CONSTRUCTEUR DE CHALET EN HAUTE SAVOIE

Le chalet est un bâtiment rural des régions de montagnedont le bois est l’élément essentiel2. En Suisse romande, ce terme désigne aussi l’édifice où l’on fabrique le fromage en été dans les hauts alpages. Dans certaines vallées du Valais, il peut s’agir du pâturage lui-même. Dans le Haut-Jura, le mot désigne la fromagerie, et en Savoie, une maison d’alpage (habitation permanente)3.

Peu à peu, le terme, glissant de la pierre aux matériaux ligneux, a pris des significations diverses pour décrire des édifices qui peuvent être très variés, mais réalisés en bois (traditionnellement construits en madriers, comportant un toit en forte saillie, couvert de bardeaux et de pierres pour retenir la neige)4,5. Au xixe siècle et au xxe siècle, sous l’influence du tourisme, l’appellation « chalet » s’est répandue dans l’ensemble du monde occidental. Ainsi, en Amérique du Nord, chalet peut définir une simple maison de campagne ou même une résidence au bord de la plage. Voir aussi les Belton Chalets dans le Montana américain

En altitude, les chalets d’alpage sont le plus souvent en pierres, matériau aisément disponible sur place.http://laveauto.fr

Dans l’ancien comté de Gruyère, la fabrication de gros fromages à pâte dure, dès le xvie siècle, induit la construction de vastes chalets en maçonnerie couverts de toits à quatre pans. « Murs blancs, toit de bardeaux », chante dans Le Vieux Chalet l’abbé Bovet, décrivant les bâtiments qui ponctuent les hauts pâturages des Préalpes.

Dès le début du xviiie siècle, des fromagers gruyériens vont pratiquer leur art dans le Jura vaudois et en Franche-Comté.
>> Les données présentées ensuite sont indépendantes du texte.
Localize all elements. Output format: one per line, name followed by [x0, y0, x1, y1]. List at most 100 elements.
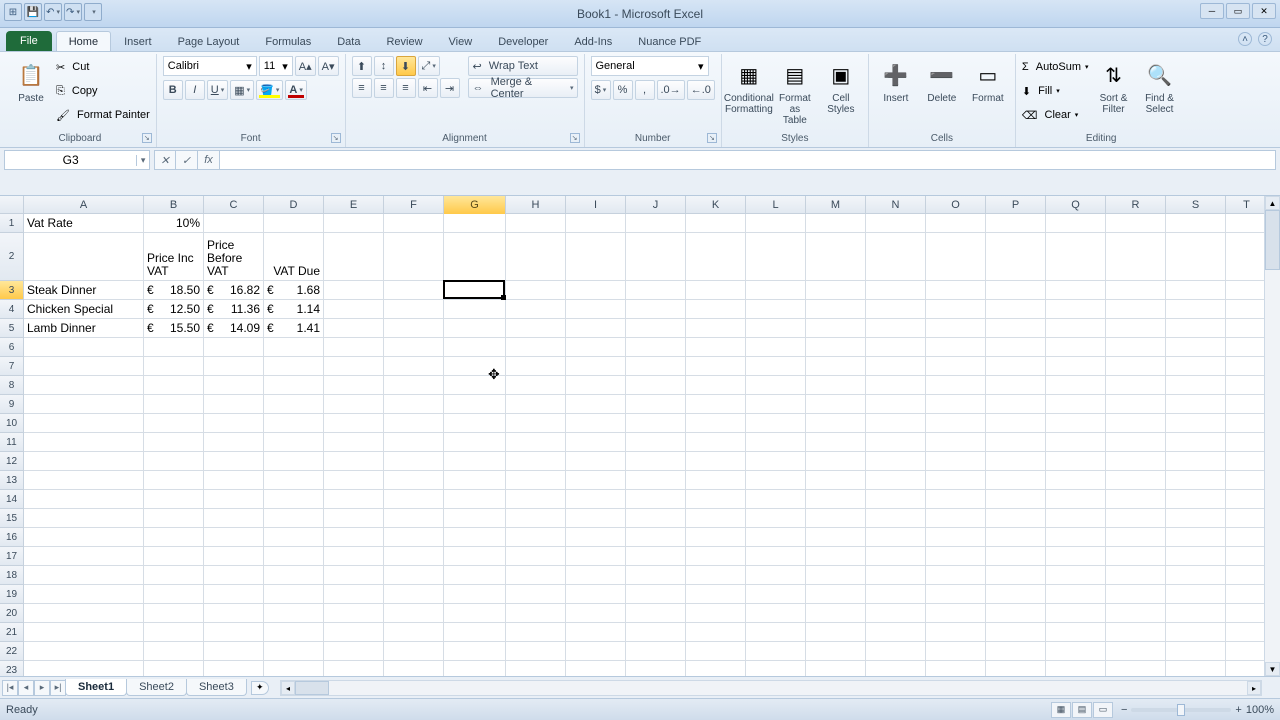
- cell[interactable]: [1166, 281, 1226, 300]
- cell[interactable]: [686, 357, 746, 376]
- cell[interactable]: [866, 376, 926, 395]
- cell[interactable]: [506, 338, 566, 357]
- cell[interactable]: [806, 623, 866, 642]
- cell[interactable]: [1166, 509, 1226, 528]
- cell[interactable]: [384, 528, 444, 547]
- cell[interactable]: [264, 642, 324, 661]
- cell[interactable]: [264, 357, 324, 376]
- cell-styles-button[interactable]: ▣Cell Styles: [820, 56, 862, 118]
- cell[interactable]: [506, 528, 566, 547]
- cell[interactable]: [444, 300, 506, 319]
- maximize-icon[interactable]: ▭: [1226, 3, 1250, 19]
- col-header[interactable]: H: [506, 196, 566, 214]
- tab-developer[interactable]: Developer: [485, 31, 561, 51]
- cell[interactable]: [506, 509, 566, 528]
- cell[interactable]: [324, 433, 384, 452]
- cell[interactable]: [1166, 376, 1226, 395]
- italic-button[interactable]: I: [185, 80, 205, 100]
- vertical-scrollbar[interactable]: ▲ ▼: [1264, 196, 1280, 676]
- cell[interactable]: [1106, 566, 1166, 585]
- cell[interactable]: [1106, 509, 1166, 528]
- cell[interactable]: [204, 490, 264, 509]
- cell[interactable]: [1046, 471, 1106, 490]
- cell[interactable]: [264, 490, 324, 509]
- cell[interactable]: [324, 357, 384, 376]
- cell[interactable]: [1226, 509, 1268, 528]
- qat-customize-icon[interactable]: [84, 3, 102, 21]
- cell[interactable]: [1226, 623, 1268, 642]
- cell[interactable]: [986, 214, 1046, 233]
- cell[interactable]: [144, 585, 204, 604]
- chevron-down-icon[interactable]: ▾: [136, 155, 149, 166]
- cell[interactable]: [1226, 528, 1268, 547]
- cell[interactable]: [746, 528, 806, 547]
- align-top-icon[interactable]: ⬆: [352, 56, 372, 76]
- cell[interactable]: [866, 338, 926, 357]
- cell[interactable]: [324, 585, 384, 604]
- cell[interactable]: [444, 214, 506, 233]
- cell[interactable]: [324, 490, 384, 509]
- last-sheet-icon[interactable]: ▸|: [50, 680, 66, 696]
- cell[interactable]: [986, 319, 1046, 338]
- cell[interactable]: [926, 338, 986, 357]
- cell[interactable]: [384, 300, 444, 319]
- cell[interactable]: [324, 214, 384, 233]
- cell[interactable]: [1106, 604, 1166, 623]
- cell[interactable]: [806, 300, 866, 319]
- cell[interactable]: [24, 642, 144, 661]
- cell[interactable]: [746, 604, 806, 623]
- cell[interactable]: [806, 281, 866, 300]
- cell[interactable]: [806, 471, 866, 490]
- cell[interactable]: [806, 233, 866, 281]
- row-header[interactable]: 9: [0, 395, 24, 414]
- cell[interactable]: [746, 233, 806, 281]
- tab-home[interactable]: Home: [56, 31, 111, 51]
- cell[interactable]: [686, 214, 746, 233]
- cell[interactable]: [264, 471, 324, 490]
- cell[interactable]: [806, 319, 866, 338]
- col-header[interactable]: R: [1106, 196, 1166, 214]
- scroll-down-icon[interactable]: ▼: [1265, 662, 1280, 676]
- cell[interactable]: [144, 357, 204, 376]
- cell[interactable]: [324, 395, 384, 414]
- cell[interactable]: [144, 623, 204, 642]
- cell[interactable]: [1166, 642, 1226, 661]
- cell[interactable]: [1226, 319, 1268, 338]
- cell[interactable]: [686, 300, 746, 319]
- cut-button[interactable]: ✂ Cut: [56, 56, 150, 78]
- cell[interactable]: [24, 452, 144, 471]
- cell[interactable]: [324, 547, 384, 566]
- zoom-out-icon[interactable]: −: [1121, 704, 1127, 716]
- cell[interactable]: [566, 623, 626, 642]
- cell[interactable]: [626, 300, 686, 319]
- cell[interactable]: €11.36: [204, 300, 264, 319]
- cell[interactable]: [384, 433, 444, 452]
- cell[interactable]: [444, 604, 506, 623]
- cell[interactable]: [686, 528, 746, 547]
- cell[interactable]: [926, 357, 986, 376]
- cell[interactable]: [264, 585, 324, 604]
- cell[interactable]: €16.82: [204, 281, 264, 300]
- cell[interactable]: [144, 604, 204, 623]
- sheet-tab[interactable]: Sheet2: [126, 679, 187, 696]
- cell[interactable]: [24, 490, 144, 509]
- cell[interactable]: [566, 452, 626, 471]
- cell[interactable]: [1226, 357, 1268, 376]
- cell[interactable]: [444, 490, 506, 509]
- cell[interactable]: [566, 414, 626, 433]
- cell[interactable]: [1106, 338, 1166, 357]
- cell[interactable]: [144, 376, 204, 395]
- cell[interactable]: [1106, 214, 1166, 233]
- cell[interactable]: [926, 471, 986, 490]
- cell[interactable]: [204, 414, 264, 433]
- cell[interactable]: [384, 395, 444, 414]
- cell[interactable]: [324, 452, 384, 471]
- decrease-decimal-icon[interactable]: ←.0: [687, 80, 715, 100]
- row-header[interactable]: 17: [0, 547, 24, 566]
- cell[interactable]: [986, 566, 1046, 585]
- formula-input[interactable]: [220, 150, 1276, 170]
- cell[interactable]: [1226, 414, 1268, 433]
- cell[interactable]: [746, 395, 806, 414]
- row-header[interactable]: 3: [0, 281, 24, 300]
- col-header[interactable]: A: [24, 196, 144, 214]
Ils y amènent aussi l’architecture fonctionnelle de leur région d’origine, le chalet : celui-ci comprend des écuries où rassembler les vaches pour les traire, une chambre à lait dans l’angle le plus frais de l’édifice pour écrémer le lait du soir, la fromagerie avec le creux du feu et la grande chaudière en cuivre, une cave pour affiner les fromages ; les vachers dorment simplement au-dessus de l’écurie14.

Le mot chalet apparaît aussi dans certains lieux-dits du Jorat pour des clairières défrichées à la fin du Moyen Âge, comme Le Chalet-à-Gobet(Lausanne) ou le Chalet d’Orsoud (Corcelles-le-Jorat). Au xixe siècle, le terme peut désigner des laiteries édifiées dans les villages pour faire du fromage aussi en hiver15.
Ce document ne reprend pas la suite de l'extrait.